May. 21st, 2007 05:12 pm
learnteach: (kissing)
[personal profile] learnteach
Usta be.

Reflection on roles.



I'm undergoing some existential angst here, on top of the difficult school system and the general life issues. It's not a big thing, but I thought I'd throw it out of my forebrain and onto the internet where it wouldn't bother me so much.

(Could be worse...usually it's Existential Blues! http://lyricsplayground.com/alpha/songs/e/existentialblues.shtml)

Ya see, I usta be...a lot of things that I'm not anymore. Haven't put the time in. Haven't been keeping up on the dues.

Usta be an engineer. I forget how strong a part of my personality that was. It's been 3 years since I designed/set up/hacked anything more interesting than basic computer electronics. I teach engineering, but am I really an engineer?

Usta be a martial artist. Not doing much of that in any form these days. Dojo-kun, continual practice, self improvement, arguing philosophy while drinking sake, just not doing it.

Usta be a motorcyclist. Never a biker. Now, I just ride a bike occasionally.

Wanted to be a teacher. Have found, at least at the high school science level, that I'm not cut out for it--not making me very happy. Not making me ANY money.

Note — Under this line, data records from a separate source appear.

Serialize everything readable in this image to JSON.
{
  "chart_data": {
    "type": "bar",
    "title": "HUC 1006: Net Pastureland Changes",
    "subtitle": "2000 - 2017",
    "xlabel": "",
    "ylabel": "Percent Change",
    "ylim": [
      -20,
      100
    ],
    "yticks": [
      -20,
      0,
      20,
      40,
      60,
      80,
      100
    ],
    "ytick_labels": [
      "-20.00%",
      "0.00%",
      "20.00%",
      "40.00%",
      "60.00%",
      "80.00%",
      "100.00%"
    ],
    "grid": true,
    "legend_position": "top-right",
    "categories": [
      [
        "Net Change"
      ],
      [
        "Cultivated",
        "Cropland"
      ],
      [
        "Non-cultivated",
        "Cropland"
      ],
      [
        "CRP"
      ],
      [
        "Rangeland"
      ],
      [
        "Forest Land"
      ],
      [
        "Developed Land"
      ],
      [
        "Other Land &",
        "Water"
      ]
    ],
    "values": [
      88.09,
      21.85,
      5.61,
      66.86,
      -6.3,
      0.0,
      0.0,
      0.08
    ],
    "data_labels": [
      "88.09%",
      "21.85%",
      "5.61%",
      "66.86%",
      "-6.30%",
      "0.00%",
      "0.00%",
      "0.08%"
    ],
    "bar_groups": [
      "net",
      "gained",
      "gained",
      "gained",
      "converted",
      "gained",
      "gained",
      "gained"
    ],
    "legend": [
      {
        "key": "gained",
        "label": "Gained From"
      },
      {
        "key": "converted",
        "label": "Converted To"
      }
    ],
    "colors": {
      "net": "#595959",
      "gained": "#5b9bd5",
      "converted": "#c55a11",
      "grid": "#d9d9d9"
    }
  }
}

Usta, wanted to...what am I now?

Existential blues.

Date: 2007-05-23 12:15 am (UTC)
From: [identity profile] collie13.livejournal.com
A thought: do you still want to do any of your "useta's"? If not, why lament their passing? Didn't you have fun doing them? Remember that instead. And if so, why not find partners to do them with? I know I want to start doing aikido again, and I'm sure there are plenty of folks in the SCA who'd love to do more things with you.